13 juin 2012

La relation est fille de l'aliénation


Car whash
On possède tous une voiture, et quand elle est encore assez neuve, nous savons que sa panne est de moins en moins réparable par le garagiste du coin. Des codes sont nécessaires pour atteindre le moteur, ils en demandent d'autres – un agrément – pour que le garagiste puisse y toucher. Nous savons tous cela, en pestant contre le progrès, cette complexité qui fait que nous ne sommes plus tout à faire propriétaire de ce que nous avons acheté. Et nous prêtons de moins en moins de valeur à nos automobiles. Ceux qui leur en prêtent encore sont mécaniciens.

Si le transfert de propriété était vraiment complet, nous pourrions transformer les objets à notre guise : les bricoler. Mais c'est de moins en moins le cas. La panne est irréversible et nous pestons contre la faible durabilité des choses. Le moteur des choses est fermé, nous obligeant à les racheter quand elle faillissent. On peut aussi y voir ce jeu pervers de la relation, de la dépendance. On achète moins la nue propriété que l'usus. Nos biens deviennent des services, leur prix est juste celui de l'accès.

Nous savons tous cela. Mais ce n'est pas assez. La question n'est pas celle de switching-cost malicieux, mais en fait celui de la valeur des choses. Si le transfert de propriété est incomplet ce n'est pas seulement parce que les marques ont institué des entraves, mais aussi car nous avons perdu un savoir d'agir sur ces choses et le goût de l'effort. Cette observation doit nous conduire à un autre regard sur la relation : le développement de la relation client n'est pas seulement cette stratégie des marques qui vise à nous fidéliser, elle est aussi la désespérante tentative des marques pour pallier à la perte de valeur que l'inconséquence des consommateurs produit. Notre fainéantise ruine l'effort des fabricants à donner une valeur aux choses.

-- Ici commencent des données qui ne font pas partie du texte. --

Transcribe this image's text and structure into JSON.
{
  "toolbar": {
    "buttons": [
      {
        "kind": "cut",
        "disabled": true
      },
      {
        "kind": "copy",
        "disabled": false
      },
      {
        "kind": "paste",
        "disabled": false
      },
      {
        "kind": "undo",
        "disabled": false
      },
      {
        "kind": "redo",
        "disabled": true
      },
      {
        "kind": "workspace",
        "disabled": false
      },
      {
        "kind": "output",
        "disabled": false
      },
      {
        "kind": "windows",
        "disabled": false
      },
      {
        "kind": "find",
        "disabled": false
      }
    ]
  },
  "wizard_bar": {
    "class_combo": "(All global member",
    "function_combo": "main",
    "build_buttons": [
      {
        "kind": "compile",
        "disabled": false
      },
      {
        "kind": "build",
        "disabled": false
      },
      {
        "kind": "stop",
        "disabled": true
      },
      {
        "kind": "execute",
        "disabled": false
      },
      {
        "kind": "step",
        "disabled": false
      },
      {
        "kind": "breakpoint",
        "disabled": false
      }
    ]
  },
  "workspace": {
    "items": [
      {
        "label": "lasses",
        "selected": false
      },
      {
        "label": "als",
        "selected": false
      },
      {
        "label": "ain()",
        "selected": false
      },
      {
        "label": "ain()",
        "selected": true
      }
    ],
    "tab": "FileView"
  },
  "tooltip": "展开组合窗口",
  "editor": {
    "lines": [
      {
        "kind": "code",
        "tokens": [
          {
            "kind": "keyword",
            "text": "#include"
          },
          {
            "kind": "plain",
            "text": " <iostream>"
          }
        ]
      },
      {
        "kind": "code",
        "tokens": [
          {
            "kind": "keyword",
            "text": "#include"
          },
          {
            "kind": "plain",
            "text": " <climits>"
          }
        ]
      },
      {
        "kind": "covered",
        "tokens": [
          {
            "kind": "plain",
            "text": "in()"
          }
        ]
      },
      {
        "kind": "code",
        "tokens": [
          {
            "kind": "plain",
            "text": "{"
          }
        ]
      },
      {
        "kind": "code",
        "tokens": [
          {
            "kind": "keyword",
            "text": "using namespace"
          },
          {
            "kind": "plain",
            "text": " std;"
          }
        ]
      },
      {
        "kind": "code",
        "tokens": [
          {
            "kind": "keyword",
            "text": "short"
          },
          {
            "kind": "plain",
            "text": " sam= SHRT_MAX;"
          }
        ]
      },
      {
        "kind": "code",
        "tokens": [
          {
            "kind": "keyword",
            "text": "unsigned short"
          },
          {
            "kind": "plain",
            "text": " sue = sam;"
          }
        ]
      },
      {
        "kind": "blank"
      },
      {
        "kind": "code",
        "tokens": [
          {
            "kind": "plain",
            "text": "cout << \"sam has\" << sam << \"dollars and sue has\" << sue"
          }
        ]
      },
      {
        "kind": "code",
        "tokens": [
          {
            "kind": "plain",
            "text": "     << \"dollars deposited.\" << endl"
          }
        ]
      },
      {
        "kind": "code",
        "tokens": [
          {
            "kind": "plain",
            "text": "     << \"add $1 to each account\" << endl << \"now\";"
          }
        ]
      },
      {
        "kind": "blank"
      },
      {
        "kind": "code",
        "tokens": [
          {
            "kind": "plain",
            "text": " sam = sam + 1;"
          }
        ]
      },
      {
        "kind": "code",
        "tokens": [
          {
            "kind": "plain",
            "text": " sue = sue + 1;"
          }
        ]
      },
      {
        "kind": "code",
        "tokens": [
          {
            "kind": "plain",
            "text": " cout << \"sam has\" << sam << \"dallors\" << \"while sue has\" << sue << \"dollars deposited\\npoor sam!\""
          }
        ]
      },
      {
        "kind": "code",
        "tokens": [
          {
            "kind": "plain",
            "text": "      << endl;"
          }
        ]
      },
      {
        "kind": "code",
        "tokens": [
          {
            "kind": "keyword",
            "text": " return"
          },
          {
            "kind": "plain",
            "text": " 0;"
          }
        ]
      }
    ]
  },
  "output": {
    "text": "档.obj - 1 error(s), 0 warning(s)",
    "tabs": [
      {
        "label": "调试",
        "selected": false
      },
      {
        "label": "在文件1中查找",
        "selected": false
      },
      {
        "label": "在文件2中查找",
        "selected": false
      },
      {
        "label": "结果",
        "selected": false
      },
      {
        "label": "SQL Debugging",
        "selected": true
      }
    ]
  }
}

Que de l'électronique ait été introduite dans les moteurs ne vient pas tant de la malignité des constructeurs ( il y en a sans doute un peu), mais de notre désir de consommer moins, d'avoir plus de confort, plus de sécurité tout en renonçant à consacrer nos samedis à briquer la carosserie. Que nous n'ayons plus de savoir mécanique a certainement enlevé à la chose une grande partie de sa valeur. La valeur d'un bien ne vient pas que du bien lui-même, mais aussi de savoir l'utiliser. Un même bien vaut différemment selon les savoirs que l'on possède. Un livre ne vaut rien pour l'analphabète, il est hors de prix pour le savant. Un bien qu'on ne sait pas réparer vaut moins que celui que l'on peut bricoler.

La relation dans tout cela est sans doute la nécessité imposée par cette dépossession. Cette relation prend la forme concrète des services après vente. Elle prend aussi la forme des services de consommation. Pour vendre un hamburger il faut aussi prendre en charge la régulation du poids. Qu'on indique sur un paquet de corn flakes la composition nutritionnelle ne suffit pas, nous accompagnons cette vente de service de coaching.

La valeur ajoutée que les marques tentent d'apporter avec le SAV, les services clients, le grooming, le coaching, les communautés ne sont pas que le résultat de la compétition, mais aussi celui d'une baisse de valeur des biens qu'il faut compenser. Cette hypothèse forte que nous formulons ici est celle d'une baisse des valeurs d'usages qui provient de notre capacité réduite à utiliser les choses. Ce n'est pas pour rien qu'on donne des leçons de bricolage dans les grandes quincaillerie.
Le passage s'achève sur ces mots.